Cerita ini dimulai ketika aku menerima ajakan temanku untuk menemaninya pangkas disalah satu salon disudut kota lhokseumawe, sembari menanti giliran, aku memandang ke sekeliling, suasana yang begitu nyaman, hiasan dinding yang indah, warna warni bunga dalam pot yang menyejukkan, dan… pandanganku terhenti pada sosok seseorang, wajahnya ayu, jarinya lentik, padahal aku tau betul kalau dia adalah seorang pria yang berperilaku wanita, orang-orang sering menyebutnya waria. dengan lihai ia memainkan kombinasi sisir dan gunting, diselingi dengan gelak canda dan ocehan-ocehan dalam bahasa yang sangat sulit kumengerti.
Setelah semua pelanggan pulang, aku memberanikan diri untuk mengajaknya bicara, aku ingin mengetahui kisah hidupnya yang menurutku menarik.
Awalnya sulit juga mengajaknya bicara, maklum.. bagi sebagian orang, hal yang tak lazim seperti ini masih dipandang aib, namun dengan usaha pendekatan, akhirnya kami dapat ngobrol panjang lebar, saat itulah kutau namanya alfin atau lebih dikenal dengan panggilan angel, usianya cukup muda, baru 18 tahun.
Menurut alfin, kondisi warianya telah ada sejak lahir, sebab kala ibunya mengandung, ibunya selalu mendambakan kelak bayi dalam kandungannya adalah wanita, namun Allah berhendak lain, bayi itu lahir dengan jenis kelamin pria yang bernama Alfin atau angel.
Kondisi ini diperparah dengan kehidupan sehari-hari alfin kecil yang selalu diperlakukan layaknya seorang wanita, sering dipakaikan rok, berbedak dan bergaul dengan wanita, hal ini terus dijalani alfin bahkan hingga usia sekolah dasar, sampai disini belum ada pemberontakan-pemberontakan. Pahitnya menjadi waria justru mulai dirasakan alfin saat duduk dibangku SMP, saat itu cemoohan dan ejekan teman sekolah seolah menjadi makanan sehari-hari, alfin tidak bisa berbuat apa-apa, sebab ia tidak ingin menyalahkan siapa-siapa atas kondisi tak lazimnya.
Sekarang, setelah tamat Sekolah Menengah Kejuruan, perlakuan-perlakuan yang tidak layakpun masih sering dia dapatkan.

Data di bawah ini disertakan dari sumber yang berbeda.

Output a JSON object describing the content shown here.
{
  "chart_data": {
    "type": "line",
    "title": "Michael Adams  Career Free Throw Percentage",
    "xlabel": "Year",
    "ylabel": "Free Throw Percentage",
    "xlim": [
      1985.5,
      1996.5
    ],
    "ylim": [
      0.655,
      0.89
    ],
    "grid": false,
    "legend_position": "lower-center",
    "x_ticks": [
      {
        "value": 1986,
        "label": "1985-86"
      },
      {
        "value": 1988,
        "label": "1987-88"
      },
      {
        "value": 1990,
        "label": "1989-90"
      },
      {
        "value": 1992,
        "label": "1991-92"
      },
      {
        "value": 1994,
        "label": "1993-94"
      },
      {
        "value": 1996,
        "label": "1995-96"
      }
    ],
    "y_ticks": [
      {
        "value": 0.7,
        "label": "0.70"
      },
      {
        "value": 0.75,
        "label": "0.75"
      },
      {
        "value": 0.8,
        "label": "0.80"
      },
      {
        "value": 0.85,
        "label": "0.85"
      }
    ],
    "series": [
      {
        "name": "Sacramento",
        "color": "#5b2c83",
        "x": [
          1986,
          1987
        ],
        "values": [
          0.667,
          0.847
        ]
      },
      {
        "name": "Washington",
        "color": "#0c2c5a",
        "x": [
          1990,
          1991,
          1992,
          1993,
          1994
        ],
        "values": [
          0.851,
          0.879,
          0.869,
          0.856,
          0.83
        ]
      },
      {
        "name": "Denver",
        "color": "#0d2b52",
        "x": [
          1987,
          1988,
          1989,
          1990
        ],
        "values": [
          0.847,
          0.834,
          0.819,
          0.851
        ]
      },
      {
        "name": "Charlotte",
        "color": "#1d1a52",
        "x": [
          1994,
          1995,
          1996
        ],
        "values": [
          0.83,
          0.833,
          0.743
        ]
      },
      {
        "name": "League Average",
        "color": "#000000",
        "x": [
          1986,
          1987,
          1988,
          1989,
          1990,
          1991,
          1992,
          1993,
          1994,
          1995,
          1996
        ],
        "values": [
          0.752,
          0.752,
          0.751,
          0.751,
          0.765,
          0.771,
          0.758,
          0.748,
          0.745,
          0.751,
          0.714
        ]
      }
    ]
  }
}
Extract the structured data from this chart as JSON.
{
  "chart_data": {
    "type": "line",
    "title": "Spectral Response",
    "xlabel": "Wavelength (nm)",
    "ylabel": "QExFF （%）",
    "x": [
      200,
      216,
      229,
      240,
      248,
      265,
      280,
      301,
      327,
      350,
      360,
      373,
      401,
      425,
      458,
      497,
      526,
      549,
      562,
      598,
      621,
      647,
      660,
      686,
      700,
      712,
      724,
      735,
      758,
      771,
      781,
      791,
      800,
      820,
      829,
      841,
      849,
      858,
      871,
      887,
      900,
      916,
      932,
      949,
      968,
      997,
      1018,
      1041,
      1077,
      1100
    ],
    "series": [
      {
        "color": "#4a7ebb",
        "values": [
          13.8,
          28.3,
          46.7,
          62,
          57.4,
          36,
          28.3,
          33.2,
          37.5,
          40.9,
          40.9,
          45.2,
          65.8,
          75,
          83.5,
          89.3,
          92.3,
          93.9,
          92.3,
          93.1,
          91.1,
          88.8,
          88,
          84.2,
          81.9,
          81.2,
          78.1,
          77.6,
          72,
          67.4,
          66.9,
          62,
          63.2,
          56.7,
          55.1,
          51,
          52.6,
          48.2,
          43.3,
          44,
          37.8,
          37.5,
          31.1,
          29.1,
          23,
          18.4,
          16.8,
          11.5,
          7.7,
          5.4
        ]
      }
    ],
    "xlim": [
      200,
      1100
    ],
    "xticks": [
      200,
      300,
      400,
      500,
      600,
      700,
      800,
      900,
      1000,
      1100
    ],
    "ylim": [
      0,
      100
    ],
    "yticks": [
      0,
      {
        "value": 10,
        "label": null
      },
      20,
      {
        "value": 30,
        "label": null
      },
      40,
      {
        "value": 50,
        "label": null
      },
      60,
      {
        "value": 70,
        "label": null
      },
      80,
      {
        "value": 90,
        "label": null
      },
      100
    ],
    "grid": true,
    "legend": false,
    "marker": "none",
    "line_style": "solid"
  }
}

Namun untuk mengatasinya, alfin selalu menahan emosi, emosi yang hanya dimiliki seorang wanita, kelembutan dan kemaafan sambil terus menyibukkan diri bergelut dengan pekerjaannya sekarang sebagai pegawai salon. Alfin merasa dirinya sebagai seorang “wanita” ternyata bisa lebih kreativ dan bermanfaat bagi orang banyak. daripada menjadi pria, bisanya tawuran, nongkrong sana-sini dan meraung-raungkan sepeda motor seperti yang terlihat hampir disetiap sudut kota, itulah sebab kenapa hingga kini, alfin lebih memilih menjadi wanita ketimbang pria.
Sejenak kulihat alfin menghela nafas dengan berat, berusaha meredakan emosi yang tadi sempat meluap-luap. Diantara diamnya, aku kembali bertanya, inginkah ia kembali menjadi pria normal? Jawaban yang kuterima bukan sekedar anggukan biasa, tapi sebuah ungkapan perasaan yang membuatku berdecak kagum, bagaimana tidak, ternyata alfin yang baru berusia 18 tahun ini berharap suatu saat kelak, ia bisa menggunakan baju kemeja yang dipadukan dengan celana panjang berbahan katun, rapih layaknya karyawan kantoran, kemudian menikah, punya anak, dan menghabiskan sisa hidupnya sebagai laki-laki bernama alfin bukan angel.